The perils of the Reid bill are made evident in a recent Congressional Budget Office (CBO) report that focused on the bill's rebate program, which holds that once an insurance company spends more than 10% of its revenues on administrative expenses, its customers are entitled to an indefinite statutory rebate determined by state regulatory authorities subject to oversight by the Secretary of Health and Human Services. Defining these administrative costs is a royal headache, but everyone agrees that they are heaviest in the small group and individual markets, where they typically range between 25% and 30%, without the new regulatory hassles.

The CBO concluded that this one restriction turned the Reid bill into "an essentially governmental program." In other words, the targeted health insurers would become de facto public utilities whose profits are gutted when the huge compliance costs under the Reid bill are piled on top of the hefty costs inherent in running a labor intensive health-care insurance business.

Worse still, the statutory rebate is only the tip of a larger regulatory iceberg that permeates the bill.
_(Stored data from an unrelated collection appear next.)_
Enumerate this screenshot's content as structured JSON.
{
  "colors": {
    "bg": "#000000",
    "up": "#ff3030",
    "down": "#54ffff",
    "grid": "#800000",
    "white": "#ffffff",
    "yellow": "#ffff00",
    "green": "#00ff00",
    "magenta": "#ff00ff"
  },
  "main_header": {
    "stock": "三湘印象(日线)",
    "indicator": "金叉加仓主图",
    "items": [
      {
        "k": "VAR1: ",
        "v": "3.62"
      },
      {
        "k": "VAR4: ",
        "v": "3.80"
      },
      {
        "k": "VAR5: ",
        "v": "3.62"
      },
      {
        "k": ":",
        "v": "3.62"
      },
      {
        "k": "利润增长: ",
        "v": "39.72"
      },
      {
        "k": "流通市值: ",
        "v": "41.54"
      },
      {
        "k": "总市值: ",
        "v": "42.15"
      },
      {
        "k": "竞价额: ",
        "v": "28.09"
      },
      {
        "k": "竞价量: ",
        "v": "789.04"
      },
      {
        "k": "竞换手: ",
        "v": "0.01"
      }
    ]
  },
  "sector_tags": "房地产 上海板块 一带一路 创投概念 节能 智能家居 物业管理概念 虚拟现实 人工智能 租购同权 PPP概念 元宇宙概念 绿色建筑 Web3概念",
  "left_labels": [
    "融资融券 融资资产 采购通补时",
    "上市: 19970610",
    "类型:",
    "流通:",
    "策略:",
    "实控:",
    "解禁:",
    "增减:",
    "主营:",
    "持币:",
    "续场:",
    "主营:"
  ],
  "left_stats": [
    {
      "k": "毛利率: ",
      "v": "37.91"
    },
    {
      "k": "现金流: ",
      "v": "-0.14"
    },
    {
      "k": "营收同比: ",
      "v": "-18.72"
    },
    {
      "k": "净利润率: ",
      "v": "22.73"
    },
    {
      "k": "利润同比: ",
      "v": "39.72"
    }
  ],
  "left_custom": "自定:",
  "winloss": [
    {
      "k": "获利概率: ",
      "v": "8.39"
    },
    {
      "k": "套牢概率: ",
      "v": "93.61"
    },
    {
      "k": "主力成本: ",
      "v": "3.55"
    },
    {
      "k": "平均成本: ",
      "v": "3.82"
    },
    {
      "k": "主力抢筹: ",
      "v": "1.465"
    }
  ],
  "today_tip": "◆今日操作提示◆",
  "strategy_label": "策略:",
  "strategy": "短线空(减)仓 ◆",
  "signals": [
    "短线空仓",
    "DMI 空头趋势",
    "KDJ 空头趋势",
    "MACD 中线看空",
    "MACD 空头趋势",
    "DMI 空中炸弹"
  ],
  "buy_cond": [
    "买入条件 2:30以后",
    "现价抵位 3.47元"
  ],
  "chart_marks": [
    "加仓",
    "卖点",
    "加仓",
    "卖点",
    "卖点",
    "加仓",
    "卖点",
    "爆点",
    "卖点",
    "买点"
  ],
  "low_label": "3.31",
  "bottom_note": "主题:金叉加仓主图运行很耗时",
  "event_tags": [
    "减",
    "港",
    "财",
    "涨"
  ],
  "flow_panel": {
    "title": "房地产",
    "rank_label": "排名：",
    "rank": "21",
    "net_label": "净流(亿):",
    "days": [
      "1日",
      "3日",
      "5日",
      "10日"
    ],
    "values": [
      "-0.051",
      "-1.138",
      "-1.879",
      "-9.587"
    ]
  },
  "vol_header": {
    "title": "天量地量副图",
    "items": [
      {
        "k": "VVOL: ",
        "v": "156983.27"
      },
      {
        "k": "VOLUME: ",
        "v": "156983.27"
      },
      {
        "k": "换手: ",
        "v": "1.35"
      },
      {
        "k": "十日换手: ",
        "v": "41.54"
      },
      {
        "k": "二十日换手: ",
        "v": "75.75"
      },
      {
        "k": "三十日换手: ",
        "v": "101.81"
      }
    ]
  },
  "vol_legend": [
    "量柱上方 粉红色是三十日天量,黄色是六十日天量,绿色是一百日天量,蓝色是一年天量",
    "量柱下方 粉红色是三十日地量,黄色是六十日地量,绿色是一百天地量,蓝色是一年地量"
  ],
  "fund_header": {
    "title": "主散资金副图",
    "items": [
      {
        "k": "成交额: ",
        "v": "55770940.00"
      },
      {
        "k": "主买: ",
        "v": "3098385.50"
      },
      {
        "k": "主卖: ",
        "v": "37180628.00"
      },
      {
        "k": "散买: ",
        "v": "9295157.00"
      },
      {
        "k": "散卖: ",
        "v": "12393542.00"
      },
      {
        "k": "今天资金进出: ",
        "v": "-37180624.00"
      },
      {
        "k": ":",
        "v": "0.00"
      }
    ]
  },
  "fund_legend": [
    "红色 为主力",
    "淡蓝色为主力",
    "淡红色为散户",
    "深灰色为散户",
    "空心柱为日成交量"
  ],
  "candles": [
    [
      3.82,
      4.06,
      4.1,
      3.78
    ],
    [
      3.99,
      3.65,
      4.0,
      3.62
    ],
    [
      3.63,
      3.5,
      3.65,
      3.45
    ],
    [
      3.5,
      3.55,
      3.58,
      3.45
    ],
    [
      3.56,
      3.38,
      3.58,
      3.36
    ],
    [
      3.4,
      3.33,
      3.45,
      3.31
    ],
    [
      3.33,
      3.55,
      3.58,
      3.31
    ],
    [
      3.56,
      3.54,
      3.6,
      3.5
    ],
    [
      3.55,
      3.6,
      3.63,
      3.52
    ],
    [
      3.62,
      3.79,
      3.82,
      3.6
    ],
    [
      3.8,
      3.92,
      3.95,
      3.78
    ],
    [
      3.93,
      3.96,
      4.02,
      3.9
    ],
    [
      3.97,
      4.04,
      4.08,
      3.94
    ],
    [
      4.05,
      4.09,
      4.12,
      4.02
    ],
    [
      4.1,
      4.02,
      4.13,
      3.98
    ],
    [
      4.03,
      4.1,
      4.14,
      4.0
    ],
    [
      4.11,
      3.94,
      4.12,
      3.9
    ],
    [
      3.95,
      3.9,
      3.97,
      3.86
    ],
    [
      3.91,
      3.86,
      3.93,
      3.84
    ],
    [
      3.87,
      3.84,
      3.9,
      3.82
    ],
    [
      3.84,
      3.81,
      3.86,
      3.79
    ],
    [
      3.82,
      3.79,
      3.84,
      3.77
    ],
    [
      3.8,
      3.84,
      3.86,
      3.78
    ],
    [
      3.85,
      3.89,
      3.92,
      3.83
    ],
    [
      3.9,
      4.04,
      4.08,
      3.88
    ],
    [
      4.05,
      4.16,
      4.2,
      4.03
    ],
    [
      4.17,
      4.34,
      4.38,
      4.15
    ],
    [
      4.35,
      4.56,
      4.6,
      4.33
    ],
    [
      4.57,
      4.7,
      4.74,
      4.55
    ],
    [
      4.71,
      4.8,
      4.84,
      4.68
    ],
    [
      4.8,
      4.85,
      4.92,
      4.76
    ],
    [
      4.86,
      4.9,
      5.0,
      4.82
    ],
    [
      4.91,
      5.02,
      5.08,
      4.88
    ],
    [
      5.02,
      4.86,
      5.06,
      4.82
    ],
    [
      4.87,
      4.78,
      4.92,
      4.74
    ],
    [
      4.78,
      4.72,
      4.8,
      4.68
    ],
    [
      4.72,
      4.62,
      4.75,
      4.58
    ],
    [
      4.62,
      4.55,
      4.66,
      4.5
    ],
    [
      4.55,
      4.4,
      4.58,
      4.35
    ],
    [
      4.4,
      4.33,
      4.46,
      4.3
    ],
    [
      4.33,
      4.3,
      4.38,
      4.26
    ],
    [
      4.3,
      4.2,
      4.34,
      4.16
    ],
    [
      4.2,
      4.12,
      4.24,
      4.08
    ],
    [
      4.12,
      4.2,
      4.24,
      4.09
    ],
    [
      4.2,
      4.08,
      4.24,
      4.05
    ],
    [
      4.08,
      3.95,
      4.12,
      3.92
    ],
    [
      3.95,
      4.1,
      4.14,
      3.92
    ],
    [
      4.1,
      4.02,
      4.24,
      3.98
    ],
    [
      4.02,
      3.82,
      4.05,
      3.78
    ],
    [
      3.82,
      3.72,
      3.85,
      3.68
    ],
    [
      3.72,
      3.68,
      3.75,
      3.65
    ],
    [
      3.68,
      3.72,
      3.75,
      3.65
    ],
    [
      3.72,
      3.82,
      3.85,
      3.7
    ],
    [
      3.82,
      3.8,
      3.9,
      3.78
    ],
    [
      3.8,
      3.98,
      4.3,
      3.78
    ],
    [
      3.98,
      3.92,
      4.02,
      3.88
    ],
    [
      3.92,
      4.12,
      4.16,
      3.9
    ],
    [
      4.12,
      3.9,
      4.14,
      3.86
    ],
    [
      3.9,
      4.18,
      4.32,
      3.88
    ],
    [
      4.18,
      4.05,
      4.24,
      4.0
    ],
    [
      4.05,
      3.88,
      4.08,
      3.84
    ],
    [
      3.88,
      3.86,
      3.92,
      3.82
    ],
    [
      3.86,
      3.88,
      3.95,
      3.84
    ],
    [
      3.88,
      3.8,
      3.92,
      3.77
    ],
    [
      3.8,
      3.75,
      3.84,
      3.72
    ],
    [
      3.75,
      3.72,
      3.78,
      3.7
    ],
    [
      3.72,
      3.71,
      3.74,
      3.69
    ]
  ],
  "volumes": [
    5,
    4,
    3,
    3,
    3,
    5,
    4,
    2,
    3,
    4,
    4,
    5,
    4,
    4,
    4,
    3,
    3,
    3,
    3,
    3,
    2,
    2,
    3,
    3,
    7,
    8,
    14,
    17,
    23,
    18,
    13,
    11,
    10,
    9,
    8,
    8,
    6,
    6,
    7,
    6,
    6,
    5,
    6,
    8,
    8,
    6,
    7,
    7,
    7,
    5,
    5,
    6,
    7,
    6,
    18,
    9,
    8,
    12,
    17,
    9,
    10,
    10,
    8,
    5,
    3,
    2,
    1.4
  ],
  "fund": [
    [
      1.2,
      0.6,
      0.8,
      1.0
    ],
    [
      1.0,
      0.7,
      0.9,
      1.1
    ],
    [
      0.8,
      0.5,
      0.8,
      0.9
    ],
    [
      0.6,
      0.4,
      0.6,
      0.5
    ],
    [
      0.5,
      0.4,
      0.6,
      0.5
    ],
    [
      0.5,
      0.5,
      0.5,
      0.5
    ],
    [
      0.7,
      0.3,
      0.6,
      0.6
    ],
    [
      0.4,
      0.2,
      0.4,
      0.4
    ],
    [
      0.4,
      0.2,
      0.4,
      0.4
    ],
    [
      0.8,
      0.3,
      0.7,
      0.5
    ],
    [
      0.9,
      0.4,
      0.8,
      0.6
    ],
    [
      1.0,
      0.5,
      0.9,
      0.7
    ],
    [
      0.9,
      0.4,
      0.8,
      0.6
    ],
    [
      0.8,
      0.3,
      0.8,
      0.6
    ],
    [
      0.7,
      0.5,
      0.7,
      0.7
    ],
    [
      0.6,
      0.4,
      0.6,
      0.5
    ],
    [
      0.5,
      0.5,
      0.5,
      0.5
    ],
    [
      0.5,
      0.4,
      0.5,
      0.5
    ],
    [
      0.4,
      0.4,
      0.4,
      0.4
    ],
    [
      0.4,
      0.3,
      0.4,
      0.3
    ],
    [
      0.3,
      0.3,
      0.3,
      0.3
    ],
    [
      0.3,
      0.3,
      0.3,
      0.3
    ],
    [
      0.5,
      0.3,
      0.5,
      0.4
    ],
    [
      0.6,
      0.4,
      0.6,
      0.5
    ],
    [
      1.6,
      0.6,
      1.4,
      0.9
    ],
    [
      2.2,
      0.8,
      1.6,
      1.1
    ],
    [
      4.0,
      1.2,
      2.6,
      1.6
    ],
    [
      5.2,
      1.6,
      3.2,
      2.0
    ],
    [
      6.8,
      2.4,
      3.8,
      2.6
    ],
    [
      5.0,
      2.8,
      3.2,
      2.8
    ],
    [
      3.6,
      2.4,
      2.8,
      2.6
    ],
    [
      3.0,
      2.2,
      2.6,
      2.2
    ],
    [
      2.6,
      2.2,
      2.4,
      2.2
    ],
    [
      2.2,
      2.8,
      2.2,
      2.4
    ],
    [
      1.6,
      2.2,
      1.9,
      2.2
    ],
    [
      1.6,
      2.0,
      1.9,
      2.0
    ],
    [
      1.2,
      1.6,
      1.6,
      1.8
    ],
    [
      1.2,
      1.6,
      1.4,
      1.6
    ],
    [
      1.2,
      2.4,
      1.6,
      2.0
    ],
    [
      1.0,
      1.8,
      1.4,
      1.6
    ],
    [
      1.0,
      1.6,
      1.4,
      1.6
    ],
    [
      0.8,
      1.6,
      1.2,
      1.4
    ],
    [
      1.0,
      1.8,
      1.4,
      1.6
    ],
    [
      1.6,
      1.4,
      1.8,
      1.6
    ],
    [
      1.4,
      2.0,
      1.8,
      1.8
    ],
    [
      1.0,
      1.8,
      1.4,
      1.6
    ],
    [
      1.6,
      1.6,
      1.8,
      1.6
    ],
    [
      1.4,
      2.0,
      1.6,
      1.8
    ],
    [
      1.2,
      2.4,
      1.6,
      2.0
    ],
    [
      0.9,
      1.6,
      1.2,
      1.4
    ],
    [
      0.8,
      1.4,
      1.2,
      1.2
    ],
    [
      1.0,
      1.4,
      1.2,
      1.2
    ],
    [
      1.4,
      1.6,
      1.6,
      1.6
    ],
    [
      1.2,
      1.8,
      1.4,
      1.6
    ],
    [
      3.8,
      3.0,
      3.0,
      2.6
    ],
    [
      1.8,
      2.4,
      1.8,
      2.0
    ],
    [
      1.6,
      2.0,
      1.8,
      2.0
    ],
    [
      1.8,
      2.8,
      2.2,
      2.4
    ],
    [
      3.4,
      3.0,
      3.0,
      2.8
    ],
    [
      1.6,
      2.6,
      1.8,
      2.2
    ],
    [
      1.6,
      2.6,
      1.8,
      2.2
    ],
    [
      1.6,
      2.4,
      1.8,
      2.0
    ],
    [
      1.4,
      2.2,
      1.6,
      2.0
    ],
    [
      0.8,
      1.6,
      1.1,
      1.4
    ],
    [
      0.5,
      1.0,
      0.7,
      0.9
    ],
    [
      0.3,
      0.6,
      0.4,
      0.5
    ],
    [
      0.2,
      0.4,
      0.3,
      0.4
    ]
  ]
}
Normally, insurers have the power to underwrite—to choose their line of business, to select and to price risks, and to decline unattractive risks. Not under the Reid bill. In its frantic effort to expand coverage to the uninsured, the bill will create state health-care exchanges supported by generous federal subsidies to unspecified millions of needy and low-income individuals. Any health insurance carrier that steers clear of these exchanges cannot keep its customers. Any insurance carrier that enters Mr. Reid's inferno will lose its financial shirt.